Babaannemin durumu da sinir bozucu. Tansiyonu oldukça yüksek. Ayrıca çok evhamlı olduğu için sürekli oğullarını, torunlarını, yöneticisi olduğu apartmanın tamirat işlerini vs vs merak etmekten tansiyonu sürekli oynuyor. Ben böyle evhamlı insan görmedim: Babam check-up için Karamürsel’den Gebze’ye gidiyor – alt tarafı 1.5 saatlik yol - babaanne evde hop oturup hop kalkıyor. “Eyvah çocuğa bişey mi oldu. Ay havada çok sıcak. Ay hastanede bunalır şimdi o...” Ohooooooo. Babamın gittiği hastane de mübarek 5 yıldızlı otel gibi. Ben sırf gezme amaçlı gittim 1-2 kez babamla... Hele bir de pastanesi var... Owfff.. Ordaki kadar lezzetli vişneli çikolatalı pastayı ömr-ü hayatımda yemedim ben. Hem de kremşanti yerine muhallebi döşüyorlar arasına üstüne falan. Oyyyhh! Ay bi daha gidesim geldi bak. Şöööyle hastane bahçesinde çiçekler arasında denize karşı o pastadan yiyip çay içesim geldi vallaha!
Hmm konudan saptım sanırım, hemen geri dönüyorum!
Babaannemin bir de mide sorunu olduğu için yedikleri ona felaket sancılar ve boşaltım zorluğu olarak geri dönmekte. Üstelik pankreası da ara sıra fena saçmaladığı için babaannemin bütünüyle çiğneyip yutabildiği tek ikili, peynir-ekmek. Peynir de mümkünse keçi peyniri olmalı, çünkü diğerleri de dokunuyor. Yazık yaaaa kadıncağız böyle önüne soğandır, salatalıktır, domatestir, fasulyedir vs koyduğunda öyle bir iç çekiyor ki... Sonra dayanamayıp biraz yemeye başlıyor. Ama bunların suyunu emip posasını çıkarmak zorunda kalıyor. Bunu da sadece evde yapabildiği için biz dışarda yemek yemek istediğimizde kadıncağızın morali bozuluyor. Zor ya... Düşünsene hiçbir şeyi adam akıllı yiyemiyorsun, sadece emebiliyorsun! Olacak iş değil! Ama olmak zorunda işte.
Yaşlılık çok zor bir şey. Tamam dinç yaşlılarımız da var ama öyle olmak da zor. Yaşam boyu düzgün besleneceksin de... Spor yapacaksın da.... ohoooooo....
Çevremdeki yaşlılarda gözlemlediğim moral bozucu birkaç hususu listelemek gerekirse:
-Deri koltukta oturmaktan rahatsız olabiliyorlar.
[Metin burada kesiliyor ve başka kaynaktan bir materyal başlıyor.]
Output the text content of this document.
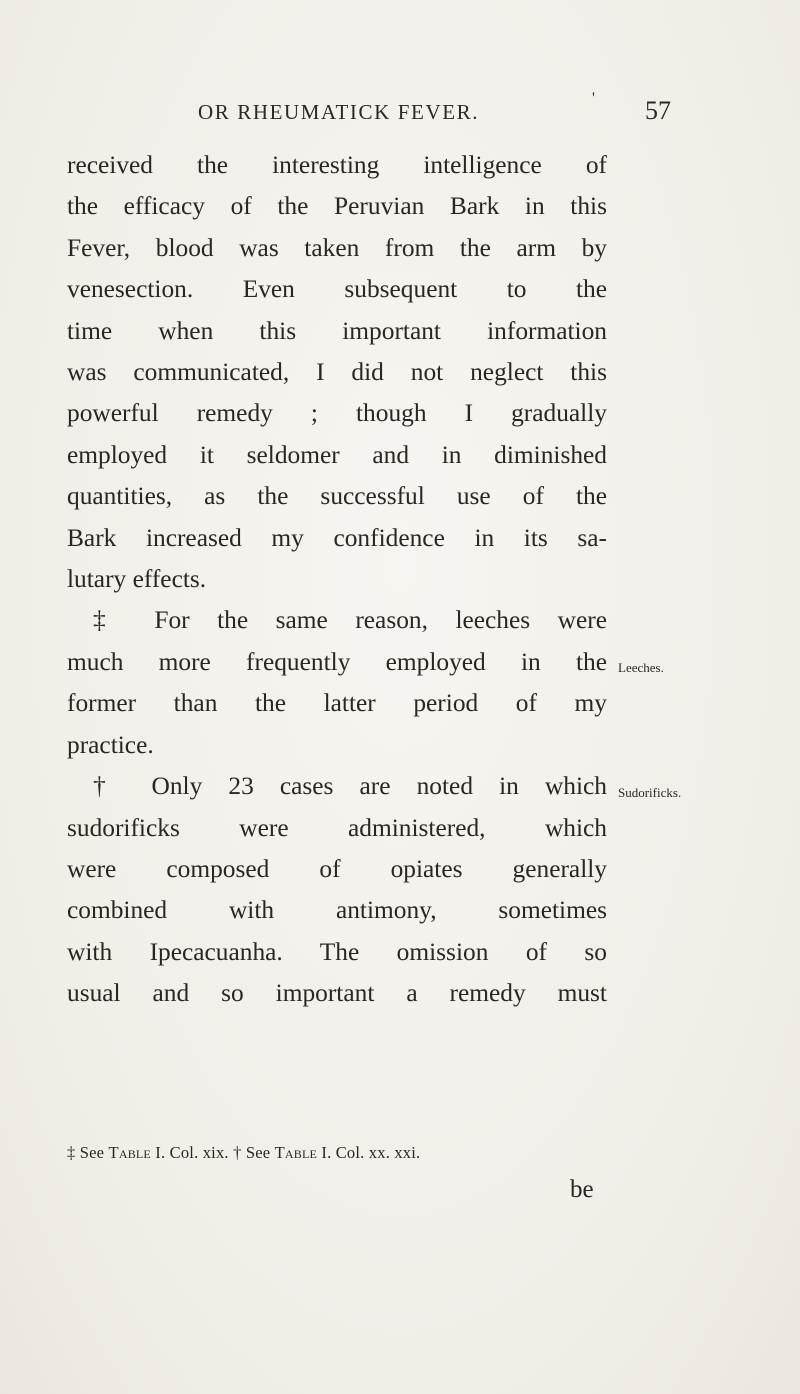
OR RHEUMATICK FEVER.
' 57
received the interesting intelligence of
the efficacy of the Peruvian Bark in this
Fever, blood was taken from the arm by
venesection. Even subsequent to the
time when this important information
was communicated, I did not neglect this
powerful remedy ; though I gradually
employed it seldomer and in diminished
quantities, as the successful use of the
Bark increased my confidence in its sa-
lutary effects.
‡ For the same reason, leeches were
much more frequently employed in the
former than the latter period of my
practice.
† Only 23 cases are noted in which
sudorificks were administered, which
were composed of opiates generally
combined with antimony, sometimes
with Ipecacuanha. The omission of so
usual and so important a remedy must
Leeches.
Sudorificks.
‡ See Table I. Col. xix. † See Table I. Col. xx. xxi.
be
-Dizlerini kırıp üstüne oturamayabiliyorlar.
-Merdiven çıkmak acıklı bir olay haline geliyor.
-Yokuş aşağı inerken başları dönebiliyor.
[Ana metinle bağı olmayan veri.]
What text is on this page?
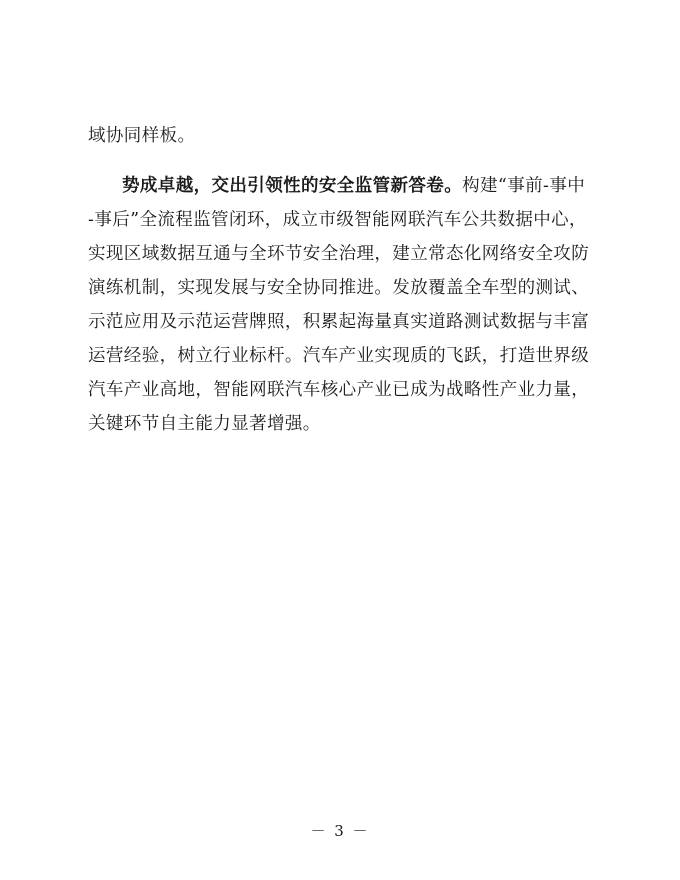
域协同样板。
势成卓越，交出引领性的安全监管新答卷。构建“事前-事中
-事后”全流程监管闭环，成立市级智能网联汽车公共数据中心，
实现区域数据互通与全环节安全治理，建立常态化网络安全攻防
演练机制，实现发展与安全协同推进。发放覆盖全车型的测试、
示范应用及示范运营牌照，积累起海量真实道路测试数据与丰富
运营经验，树立行业标杆。汽车产业实现质的飞跃，打造世界级
汽车产业高地，智能网联汽车核心产业已成为战略性产业力量，
关键环节自主能力显著增强。
－ 3 －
-Yemek kokusu onları rahatsız edebilyor.
-Sırtlarında durmak bilmeyen bir ağrı hissettiklerinden aynı pozisyonda fazla oturamayabiliyorlar.
-Parmakları rahat açılıp-kapanmayabilyor.
-Hava sıcaklığı normalken bile üşüyebiliyorlar.
-Ufak esintiler onlara rüzgâr etkisi yapabiliyor.
-4 saatlik bir yolculuk bile onlara fazla gelebiliyor.
-Bindikleri arabanın başka bir arabayı sollaması, korku ve endişhe nedeni halini alabiliyor.
-Elleri titrediği için ipliği ipne deliğinden geçirebilmek bir yana dursun, düzgün yazı yazmak bile zorlaşabiliyor.
-Her istediklerini yiyemeyebiliyorlar.
-Geceleri uykusuzluk çekebiliyorlar.
-Değişen dünyayı anlamakta zorlanıyorlar.
-Ayakkabı bağlamak onlar için çok zor olabiliyor. (Farketmişsinizdir, bir çoğu bağcıksız ayakkabı giyer.)
Daha çoook sayılabilir de işte şimdilik bu kadar yeter.
Kafa yapılarımız uyuşmadığından veya bana ayak uyduramadıklarından onlarla bir arada olmak beni biraz zorluyor, evet. Ama yaş itibariyle doğa ananın onlara eskisi kadar cömert davranmadığını farkettiğim için artık biraz daha anlayışlı yaklaşıyorum sanırım.
Yaa ben gerçekten korkuyorum. Yaşlı olmak gerçekten zor. Gençliğin kıymetini bilip son damlasına kadar sömürmek lazım. Gezelim, eğlenelelim, oynayalım, zıplayalım arkadaşlar! Ne duruyoruz yau???